For her part, Zuckerman notes that research is often funded by implant manufacturers and used to argue that breast implant illness is not real. A major weakness of most BII studies, a report by her organization found, is that they evaluate only diagnosed diseases. The reason why women decide to have their implants surgically removed and not replaced, she explains, is often due to symptoms of autoimmune and connective tissue diseases, rather than official diagnoses.
“The women and their doctors often report a constellation of symptoms that do not fit the exact criteria of known diseases,” she explains, adding that most people aren’t hospitalized for the autoimmune issues most associated with BII. Without symptoms that perfectly fit a specific diagnosis, many women will not have a diagnosis logged into medical records.
REMOVING YOUR IMPLANTS
Can Implant Removal Mean a Return to Health?

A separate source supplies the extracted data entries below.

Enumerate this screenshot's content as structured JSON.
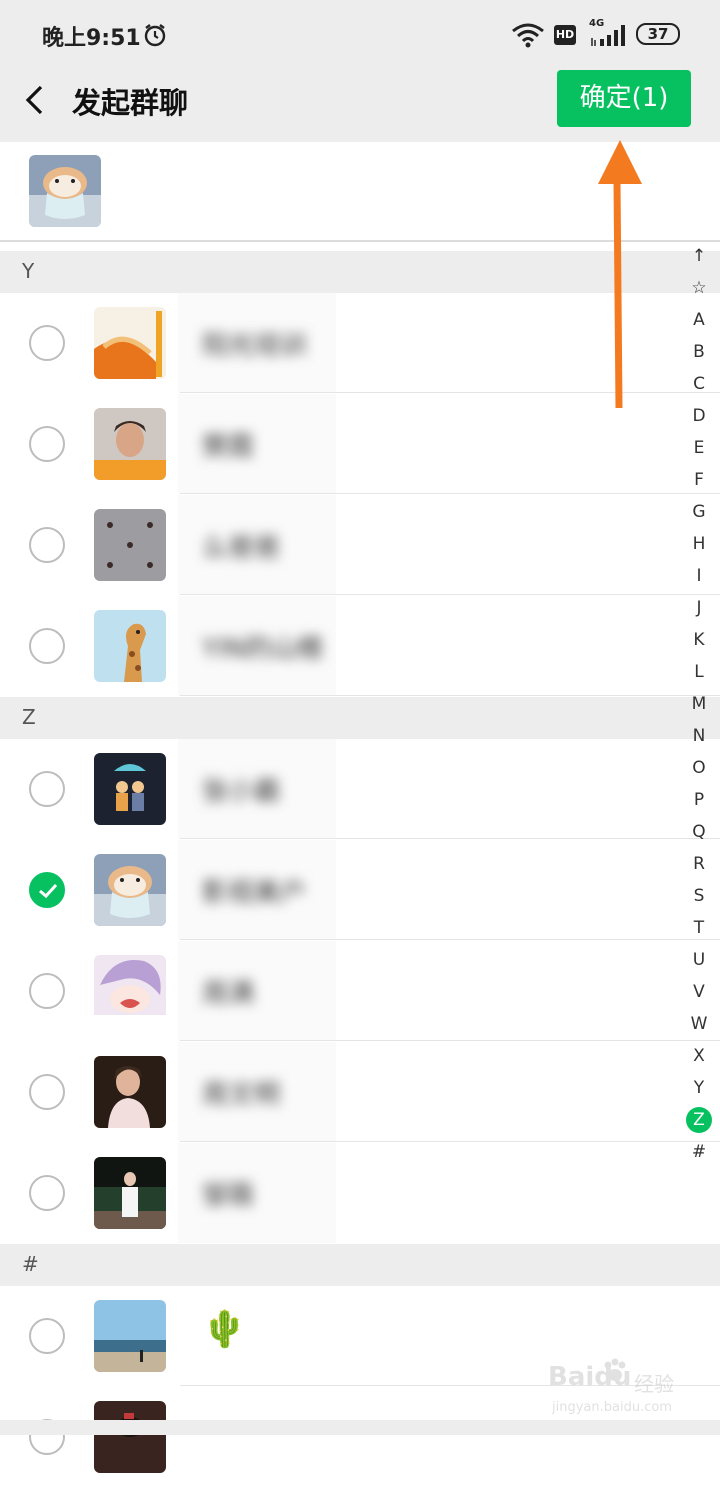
{
  "status_bar": {
    "time": "晚上9:51",
    "hd_label": "HD",
    "network_label": "4G",
    "battery": "37",
    "icons": [
      "alarm-icon",
      "wifi-icon",
      "signal-icon",
      "battery-icon"
    ]
  },
  "header": {
    "title": "发起群聊",
    "confirm_label": "确定(1)",
    "accent_color": "#07c160"
  },
  "sections": [
    {
      "letter": "Y"
    },
    {
      "letter": "Z"
    },
    {
      "letter": "#"
    }
  ],
  "contacts": [
    {
      "name": "阳光培训",
      "section": "Y",
      "selected": false,
      "avatar": "sun-logo"
    },
    {
      "name": "樊霞",
      "section": "Y",
      "selected": false,
      "avatar": "woman-photo"
    },
    {
      "name": "么爸爸",
      "section": "Y",
      "selected": false,
      "avatar": "pattern-photo"
    },
    {
      "name": "YIN的山楂",
      "section": "Y",
      "selected": false,
      "avatar": "giraffe-photo"
    },
    {
      "name": "张小霸",
      "section": "Z",
      "selected": false,
      "avatar": "couple-illustration"
    },
    {
      "name": "影视美户",
      "section": "Z",
      "selected": true,
      "avatar": "hamster-photo"
    },
    {
      "name": "周满",
      "section": "Z",
      "selected": false,
      "avatar": "anime-photo"
    },
    {
      "name": "周文明",
      "section": "Z",
      "selected": false,
      "avatar": "girl-photo"
    },
    {
      "name": "邹薇",
      "section": "Z",
      "selected": false,
      "avatar": "night-photo"
    },
    {
      "name": "🌵",
      "section": "#",
      "selected": false,
      "avatar": "beach-photo"
    }
  ],
  "index_bar": [
    "↑",
    "☆",
    "A",
    "B",
    "C",
    "D",
    "E",
    "F",
    "G",
    "H",
    "I",
    "J",
    "K",
    "L",
    "M",
    "N",
    "O",
    "P",
    "Q",
    "R",
    "S",
    "T",
    "U",
    "V",
    "W",
    "X",
    "Y",
    "Z",
    "#"
  ],
  "index_active": "Z",
  "watermark": {
    "logo": "Bai",
    "logo_suffix": "du",
    "text": "经验",
    "url": "jingyan.baidu.com"
  }
}
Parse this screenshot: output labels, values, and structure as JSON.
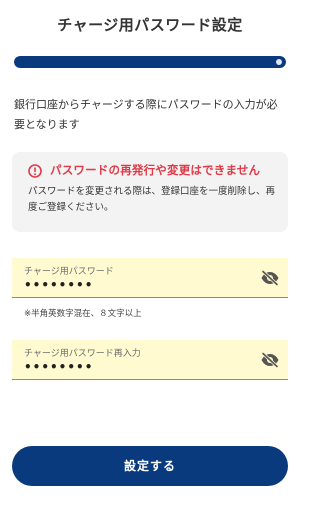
{
  "header": {
    "title": "チャージ用パスワード設定"
  },
  "progress": {
    "fraction": 1.0
  },
  "intro": {
    "text": "銀行口座からチャージする際にパスワードの入力が必要となります"
  },
  "alert": {
    "icon": "alert-circle-icon",
    "title": "パスワードの再発行や変更はできません",
    "body": "パスワードを変更される際は、登録口座を一度削除し、再度ご登録ください。"
  },
  "password_field": {
    "label": "チャージ用パスワード",
    "value": "••••••••",
    "icon": "eye-off-icon"
  },
  "password_hint": "※半角英数字混在、８文字以上",
  "confirm_field": {
    "label": "チャージ用パスワード再入力",
    "value": "••••••••",
    "icon": "eye-off-icon"
  },
  "submit_button": {
    "label": "設定する"
  },
  "colors": {
    "primary": "#0a3a7e",
    "alert_red": "#e03a48",
    "field_bg": "#fffad0"
  }
}
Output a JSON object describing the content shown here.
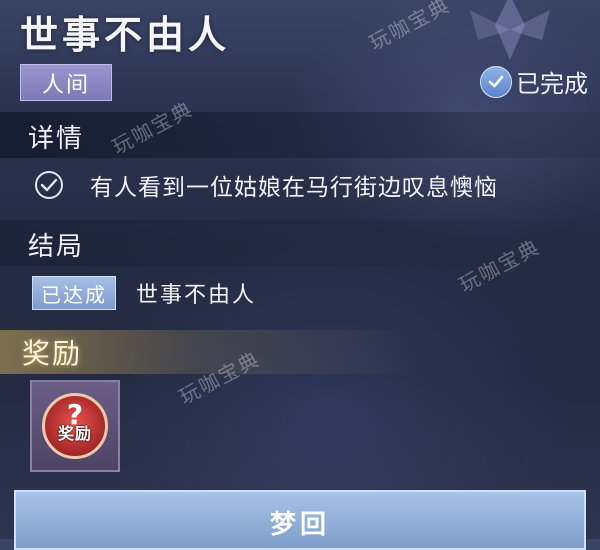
{
  "quest": {
    "title": "世事不由人",
    "location": "人间",
    "status": "已完成"
  },
  "details": {
    "label": "详情",
    "task": "有人看到一位姑娘在马行街边叹息懊恼"
  },
  "ending": {
    "label": "结局",
    "badge": "已达成",
    "name": "世事不由人"
  },
  "rewards": {
    "label": "奖励",
    "item_label": "奖励",
    "item_symbol": "?"
  },
  "action": {
    "button_label": "梦回"
  },
  "watermark": "玩咖宝典",
  "colors": {
    "accent": "#8fb1ea",
    "location_tag": "#9c96cf",
    "reward_band": "#c8aa5a"
  }
}
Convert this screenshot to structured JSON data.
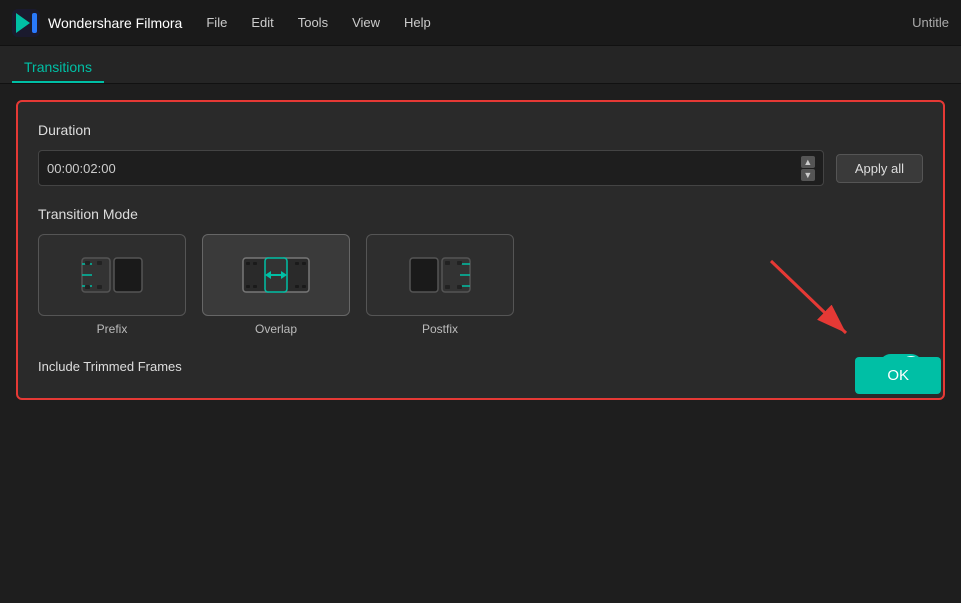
{
  "app": {
    "name": "Wondershare Filmora",
    "title": "Untitle"
  },
  "menu": {
    "items": [
      "File",
      "Edit",
      "Tools",
      "View",
      "Help"
    ]
  },
  "tabs": {
    "active": "Transitions"
  },
  "settings": {
    "duration_label": "Duration",
    "duration_value": "00:00:02:00",
    "apply_all_label": "Apply all",
    "transition_mode_label": "Transition Mode",
    "modes": [
      {
        "id": "prefix",
        "label": "Prefix",
        "selected": false
      },
      {
        "id": "overlap",
        "label": "Overlap",
        "selected": true
      },
      {
        "id": "postfix",
        "label": "Postfix",
        "selected": false
      }
    ],
    "include_trimmed_label": "Include Trimmed Frames",
    "toggle_on": true
  },
  "footer": {
    "ok_label": "OK"
  }
}
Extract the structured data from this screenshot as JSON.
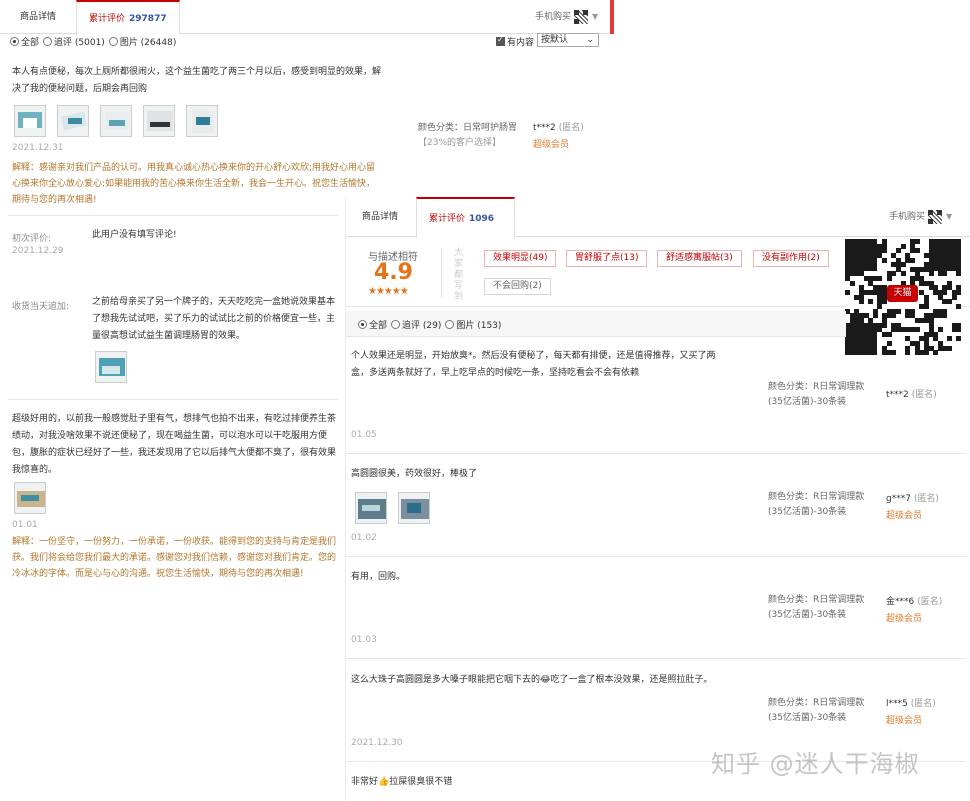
{
  "back": {
    "tabs": {
      "details": "商品详情",
      "reviews": "累计评价",
      "reviews_count": "297877",
      "mobile_buy": "手机购买"
    },
    "filter": {
      "all": "全部",
      "followup": "追评 (5001)",
      "images": "图片 (26448)",
      "has_content": "有内容",
      "sort": "按默认"
    },
    "review1": {
      "text_line1": "本人有点便秘，每次上厕所都很闹火，这个益生菌吃了两三个月以后，感受到明显的效果，解",
      "text_line2": "决了我的便秘问题，后期会再回购",
      "date": "2021.12.31",
      "color_label": "颜色分类：日常呵护肠胃",
      "share": "【23%的客户选择】",
      "user": "t***2",
      "anon": "(匿名)",
      "member": "超级会员",
      "reply_line1": "解释：感谢亲对我们产品的认可。用我真心诚心热心换来你的开心舒心欢欣;用我好心用心留",
      "reply_line2": "心换来你全心放心爱心;如果能用我的苦心换来你生活全新，我会一生开心。祝您生活愉快，",
      "reply_line3": "期待与您的再次相遇!"
    },
    "review2": {
      "initial_label": "初次评价:",
      "initial_text": "此用户没有填写评论!",
      "initial_date": "2021.12.29",
      "append_label": "收货当天追加:",
      "append_line1": "之前给母亲买了另一个牌子的，天天吃吃完一盒她说效果基本",
      "append_line2": "了想我先试试吧，买了乐力的试试比之前的价格便宜一些，主",
      "append_line3": "量很高想试试益生菌调理肠胃的效果。"
    },
    "review3": {
      "text_line1": "超级好用的，以前我一般感觉肚子里有气，想排气也拍不出来，有吃过排便养生茶",
      "text_line2": "绩动，对我没啥效果不说还便秘了，现在喝益生菌，可以泡水可以干吃服用方便",
      "text_line3": "包，腹胀的症状已经好了一些，我还发现用了它以后排气大便都不臭了，很有效果",
      "text_line4": "我惊喜的。",
      "date": "01.01",
      "reply_line1": "解释：一份坚守，一份努力，一份承诺，一份收获。能得到您的支持与肯定是我们",
      "reply_line2": "获。我们将会给您我们最大的承诺。感谢您对我们信赖，感谢您对我们肯定。您的",
      "reply_line3": "冷冰冰的字体。而是心与心的沟通。祝您生活愉快，期待与您的再次相遇!"
    }
  },
  "front": {
    "tabs": {
      "details": "商品详情",
      "reviews": "累计评价",
      "reviews_count": "1096",
      "mobile_buy": "手机购买"
    },
    "rating": {
      "label": "与描述相符",
      "score": "4.9",
      "stars": "★★★★★",
      "side_label": "大家都写到"
    },
    "tags": [
      "效果明显(49)",
      "胃舒服了点(13)",
      "舒适感寓服帖(3)",
      "没有副作用(2)"
    ],
    "tag_neutral": "不会回购(2)",
    "qr_badge": "天猫",
    "filter": {
      "all": "全部",
      "followup": "追评 (29)",
      "images": "图片 (153)"
    },
    "reviews": [
      {
        "line1": "个人效果还是明显，开始放臭*。然后没有便秘了，每天都有排便，还是值得推荐，又买了两",
        "line2": "盒，多送两条就好了，早上吃早点的时候吃一条，坚持吃看会不会有依赖",
        "date": "01.05",
        "meta1": "颜色分类：R日常调理款",
        "meta2": "(35亿活菌)-30条装",
        "user": "t***2",
        "anon": "(匿名)",
        "member": ""
      },
      {
        "line1": "高圆圆很美，药效很好，棒极了",
        "line2": "",
        "date": "01.02",
        "meta1": "颜色分类：R日常调理款",
        "meta2": "(35亿活菌)-30条装",
        "user": "g***7",
        "anon": "(匿名)",
        "member": "超级会员"
      },
      {
        "line1": "有用，回购。",
        "line2": "",
        "date": "01.03",
        "meta1": "颜色分类：R日常调理款",
        "meta2": "(35亿活菌)-30条装",
        "user": "金***6",
        "anon": "(匿名)",
        "member": "超级会员"
      },
      {
        "line1": "这么大珠子高圆圆是多大嗓子眼能把它咽下去的😂吃了一盒了根本没效果，还是照拉肚子。",
        "line2": "",
        "date": "2021.12.30",
        "meta1": "颜色分类：R日常调理款",
        "meta2": "(35亿活菌)-30条装",
        "user": "l***5",
        "anon": "(匿名)",
        "member": "超级会员"
      },
      {
        "line1": "非常好👍拉屎很臭很不错",
        "line2": ""
      }
    ]
  },
  "watermark": "知乎 @迷人干海椒"
}
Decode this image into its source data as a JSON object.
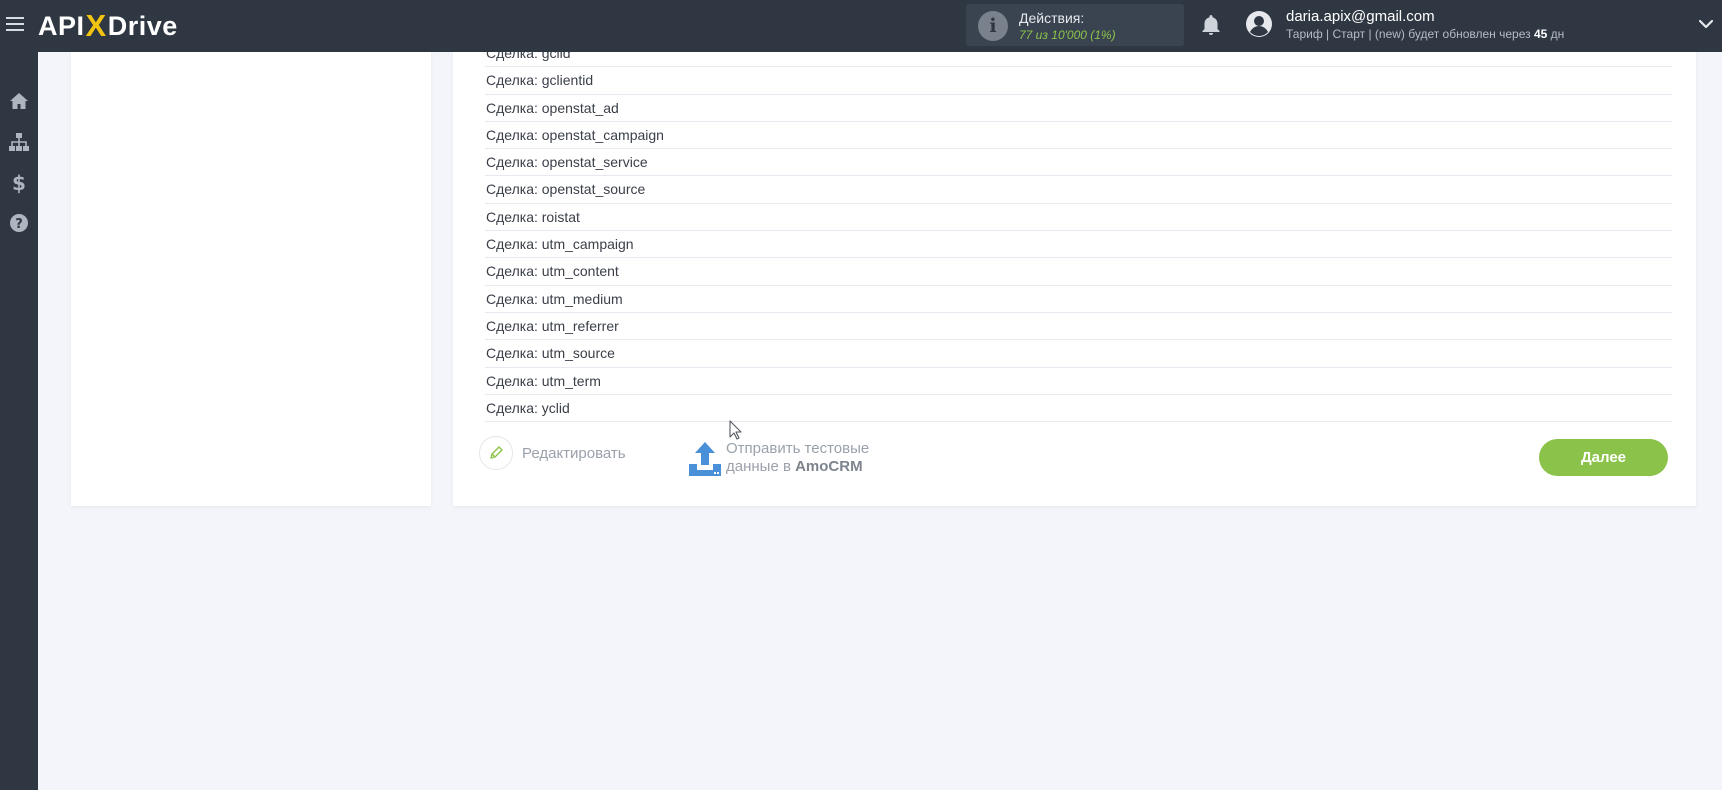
{
  "header": {
    "logo_left": "API",
    "logo_x": "X",
    "logo_right": "Drive",
    "actions_label": "Действия:",
    "actions_count": "77 из 10'000 (1%)",
    "user_email": "daria.apix@gmail.com",
    "plan_text": "Тариф | Старт | (new) будет обновлен через ",
    "plan_days": "45",
    "plan_unit": " дн"
  },
  "sidebar": {
    "items": [
      {
        "icon": "home-icon"
      },
      {
        "icon": "sitemap-icon"
      },
      {
        "icon": "dollar-icon"
      },
      {
        "icon": "help-icon"
      }
    ]
  },
  "fields": [
    "Сделка: gclid",
    "Сделка: gclientid",
    "Сделка: openstat_ad",
    "Сделка: openstat_campaign",
    "Сделка: openstat_service",
    "Сделка: openstat_source",
    "Сделка: roistat",
    "Сделка: utm_campaign",
    "Сделка: utm_content",
    "Сделка: utm_medium",
    "Сделка: utm_referrer",
    "Сделка: utm_source",
    "Сделка: utm_term",
    "Сделка: yclid"
  ],
  "actions": {
    "edit_label": "Редактировать",
    "send_line1": "Отправить тестовые",
    "send_line2": "данные в ",
    "send_target": "AmoCRM",
    "next_label": "Далее"
  },
  "colors": {
    "topbar": "#2e3742",
    "accent_green": "#8bc34a",
    "logo_x": "#f1c40f",
    "background": "#f3f5fb"
  }
}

Some women, who can find no other explanation for their symptoms, like Johnson, are having their implants removed. In 2020, 22,676 explants were performed on reconstruction patients in the U.S., per the ASPS. Johnson says she was forced to find a different plastic surgeon to perform the procedure, since the one who put them in didn’t believe they caused health issues.
“He stood back looking at my chest and said, ‘I did an amazing job on those and really don’t want to take them out,’” she recalls.
Zuckerman believes the health rebound after explant surgery may be higher than the plastic surgery industry acknowledges. Since 2015, her organization has been contacted by more than 4,500 women who had breast implants they wanted removed due to rupture, breast pain, or medical symptoms caused, they believed, by their implants. NCHR was asked to advocate with health insurance companies, Medicare, and Medicaid to cover the costs of implant removal, she adds, since many of the women could not afford explant surgery.